The Data Protection Authority has ruled that in all these cases, the data controller, in addition to the existing obligation to obtain the favourable opinion of the competent ethics committee at territorial level, must

  • justify and document the ethical or organisational reasons why it was unable to obtain the consent of the persons concerned; and
  • carry out and publish the impact assessment pursuant to article 35 of the GDPR, notifying the Data Protection Authority.

With the same provision, the Data Protection Authority promoted the launch of the procedure for the adoption of new ethical rules for processing for statistical or scientific research purposes, inviting public and private entities entitled to subscribe to the new rules of conduct and qualified stakeholders who wish to participate in the work to notify and provide information and documentation to protocollo@pec.gpdp.it within 60 days of the publication of the measure in the Official Journal.

Osborne Clarke comment

The amendment of article 110 of the Privacy Code, together with the first rules of conduct dictated by the Data Protection Authority, are of fundamental importance for the simplification of procedures for retrospective observational studies.

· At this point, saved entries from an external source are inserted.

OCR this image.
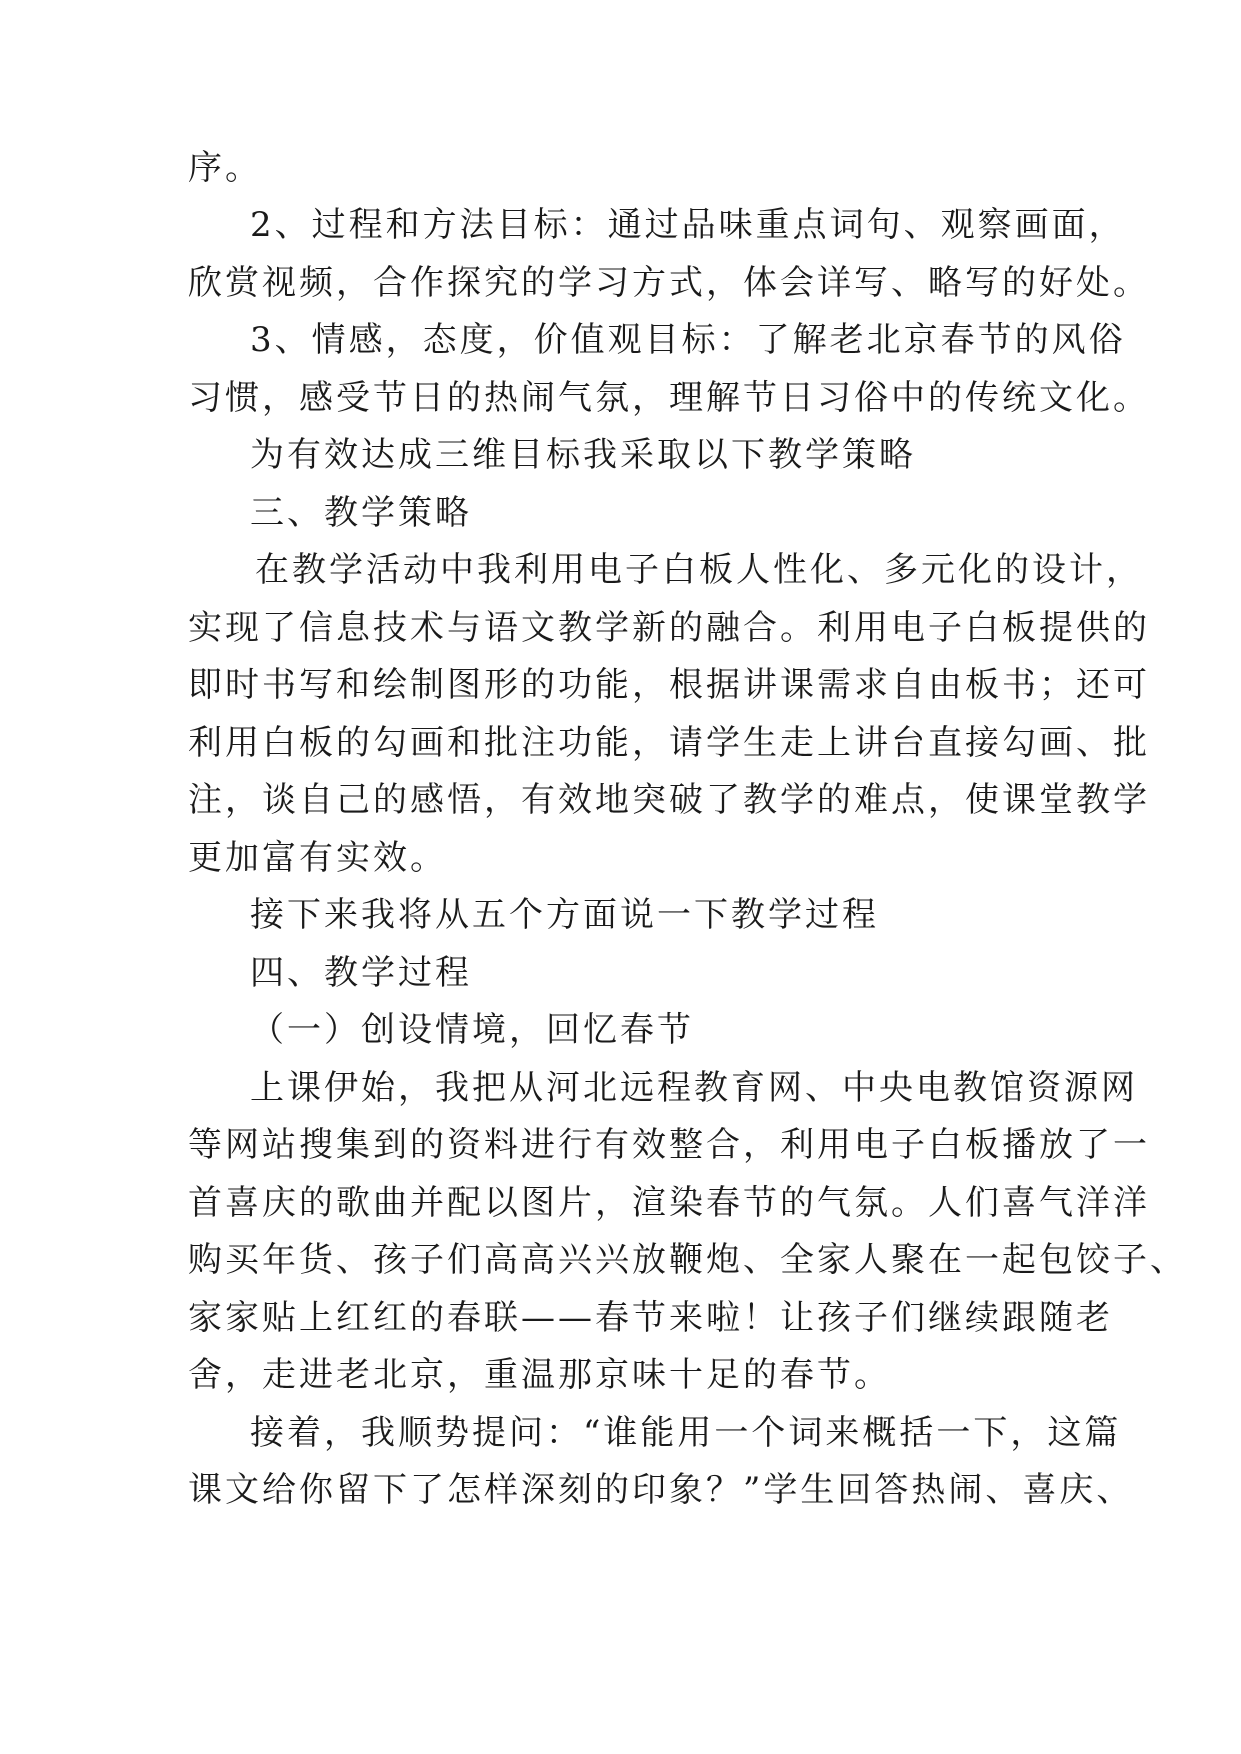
序。
2、过程和方法目标：通过品味重点词句、观察画面，
欣赏视频，合作探究的学习方式，体会详写、略写的好处。
3、情感，态度，价值观目标：了解老北京春节的风俗
习惯，感受节日的热闹气氛，理解节日习俗中的传统文化。
为有效达成三维目标我采取以下教学策略
三、教学策略
在教学活动中我利用电子白板人性化、多元化的设计，
实现了信息技术与语文教学新的融合。利用电子白板提供的
即时书写和绘制图形的功能，根据讲课需求自由板书；还可
利用白板的勾画和批注功能，请学生走上讲台直接勾画、批
注，谈自己的感悟，有效地突破了教学的难点，使课堂教学
更加富有实效。
接下来我将从五个方面说一下教学过程
四、教学过程
（一）创设情境，回忆春节
上课伊始，我把从河北远程教育网、中央电教馆资源网
等网站搜集到的资料进行有效整合，利用电子白板播放了一
首喜庆的歌曲并配以图片，渲染春节的气氛。人们喜气洋洋
购买年货、孩子们高高兴兴放鞭炮、全家人聚在一起包饺子、
家家贴上红红的春联——春节来啦！让孩子们继续跟随老
舍，走进老北京，重温那京味十足的春节。
接着，我顺势提问：“谁能用一个词来概括一下，这篇
课文给你留下了怎样深刻的印象？”学生回答热闹、喜庆、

As these studies are based on data collected before a decision is made to undertake scientific studies, they are often hindered by the impossibility of obtaining the consent of the person concerned. The elimination of the obligation to consult with the Data Protection Authority makes the procedure easier and definitely favours scientific research in Italy. Promoters of research projects are exempted from this requirement, which used to impose a cumbersome procedure for the authorisation of retrospective observational studies (already approved by the competent Ethics Committee).

Such a change does not adversely affect the protection of personal data and the level of accountability required, subject always to the obligation of the data controller to analyse the risks of personal data processing in an impact assessment and to define appropriate measures to mitigate them.

The content of this article is intended to provide a general guide to the subject matter. Specialist advice should be sought about your specific circumstances.